The seller or maker cannot cheat you not he selling price, nor give you a fabric with different qualities. Until this century, large numbers of the population could not read, even more so in biblical times. So you could not rely on a garment label.

The only way to persuade the seller or maker to produce goods to a predictable standard was to make the rules coming not from man but from God who sent thunder and lightning, water and floods, sickness and health.

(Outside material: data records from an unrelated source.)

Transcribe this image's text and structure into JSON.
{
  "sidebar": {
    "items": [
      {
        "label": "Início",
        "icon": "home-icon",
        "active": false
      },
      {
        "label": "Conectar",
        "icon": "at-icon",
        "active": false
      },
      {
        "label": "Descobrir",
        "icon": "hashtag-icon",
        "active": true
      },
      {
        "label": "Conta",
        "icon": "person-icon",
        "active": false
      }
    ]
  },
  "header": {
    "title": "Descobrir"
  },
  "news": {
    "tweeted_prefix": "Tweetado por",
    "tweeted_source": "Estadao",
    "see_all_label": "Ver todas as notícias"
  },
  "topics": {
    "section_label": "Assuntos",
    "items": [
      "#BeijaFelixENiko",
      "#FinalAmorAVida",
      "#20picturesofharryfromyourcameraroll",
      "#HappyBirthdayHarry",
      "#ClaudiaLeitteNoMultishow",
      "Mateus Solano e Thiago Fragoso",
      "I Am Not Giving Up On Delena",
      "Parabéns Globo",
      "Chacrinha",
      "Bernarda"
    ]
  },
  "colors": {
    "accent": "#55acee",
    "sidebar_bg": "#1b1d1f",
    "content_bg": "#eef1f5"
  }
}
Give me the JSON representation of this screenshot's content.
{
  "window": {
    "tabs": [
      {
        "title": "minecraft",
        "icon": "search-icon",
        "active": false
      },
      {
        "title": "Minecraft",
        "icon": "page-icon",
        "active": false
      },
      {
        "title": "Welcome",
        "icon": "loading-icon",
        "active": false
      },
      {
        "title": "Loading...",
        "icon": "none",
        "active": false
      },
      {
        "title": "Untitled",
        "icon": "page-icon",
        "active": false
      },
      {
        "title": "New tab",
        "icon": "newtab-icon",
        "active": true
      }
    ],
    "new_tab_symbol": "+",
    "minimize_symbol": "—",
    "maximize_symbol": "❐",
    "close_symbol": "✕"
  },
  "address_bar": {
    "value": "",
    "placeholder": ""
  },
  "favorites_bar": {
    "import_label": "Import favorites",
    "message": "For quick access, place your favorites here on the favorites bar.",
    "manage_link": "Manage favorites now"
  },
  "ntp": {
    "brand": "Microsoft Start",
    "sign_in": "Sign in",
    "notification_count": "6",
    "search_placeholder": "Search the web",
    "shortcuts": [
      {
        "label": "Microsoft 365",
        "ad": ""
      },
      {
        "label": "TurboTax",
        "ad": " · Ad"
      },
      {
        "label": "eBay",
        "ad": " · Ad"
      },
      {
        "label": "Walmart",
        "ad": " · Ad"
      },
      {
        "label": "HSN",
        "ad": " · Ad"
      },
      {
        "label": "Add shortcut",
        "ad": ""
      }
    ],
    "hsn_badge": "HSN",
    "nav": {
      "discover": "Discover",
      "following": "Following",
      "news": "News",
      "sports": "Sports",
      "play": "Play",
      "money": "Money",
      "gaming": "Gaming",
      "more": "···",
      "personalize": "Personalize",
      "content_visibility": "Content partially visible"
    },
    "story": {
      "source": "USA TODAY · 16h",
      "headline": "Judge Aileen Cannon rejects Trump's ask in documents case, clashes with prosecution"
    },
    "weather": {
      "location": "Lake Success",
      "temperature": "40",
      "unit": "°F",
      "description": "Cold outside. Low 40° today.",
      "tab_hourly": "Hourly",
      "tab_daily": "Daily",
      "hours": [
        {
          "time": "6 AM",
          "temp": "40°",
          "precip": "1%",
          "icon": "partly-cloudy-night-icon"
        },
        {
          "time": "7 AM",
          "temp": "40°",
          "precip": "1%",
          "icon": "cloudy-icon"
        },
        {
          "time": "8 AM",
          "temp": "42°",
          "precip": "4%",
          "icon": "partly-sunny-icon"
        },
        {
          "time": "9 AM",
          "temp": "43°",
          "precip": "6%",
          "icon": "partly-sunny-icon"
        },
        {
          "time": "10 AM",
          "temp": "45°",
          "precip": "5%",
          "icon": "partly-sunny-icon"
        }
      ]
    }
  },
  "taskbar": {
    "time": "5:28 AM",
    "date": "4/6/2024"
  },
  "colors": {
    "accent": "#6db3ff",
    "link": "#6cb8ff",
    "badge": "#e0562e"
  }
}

Angela Lansbury, travel writer, researcher, author, speaker.



Thursday, March 17, 2016

What you see at Orthodox weddings on travel trips


One of the joys of travel is to see weddings in other countries. I have been to peek at the bride and offer my congratulations and good wishes at many wedding receptions, mostly in hotels, sometimes in restaurants, or outside churches in Europe, or in streets.

I usually take a picture from a distance, then am emboldened to get closer and ask permission to take the bride alone, then the bride and groom together. At this point they sometimes ask me to join them for a picture.

I have been to two orthodox weddings like this, once as a friend of the groom from university.  I had not realised how orthodox he was - he used to come to my home and refuse food on the grounds that he had just eaten an apple.

Another time I was a guest as a friend of the bride's mother (who was also my travel agent at that time).

I researched Orthodox communities when researching for a novel including Orthodox Jews and Irish people in the East End of London, England in the 1880s. It soon became clear that those long coats and hats were ideal in the freezing winter weather, especially where the Orthodox Jews had come from, in northern Europe, from Russia or Poland or Ukraine which was part of Poland/Russia/Austro-Hungarian empire, as I discovered in knee-deep snow visiting Poland in winter.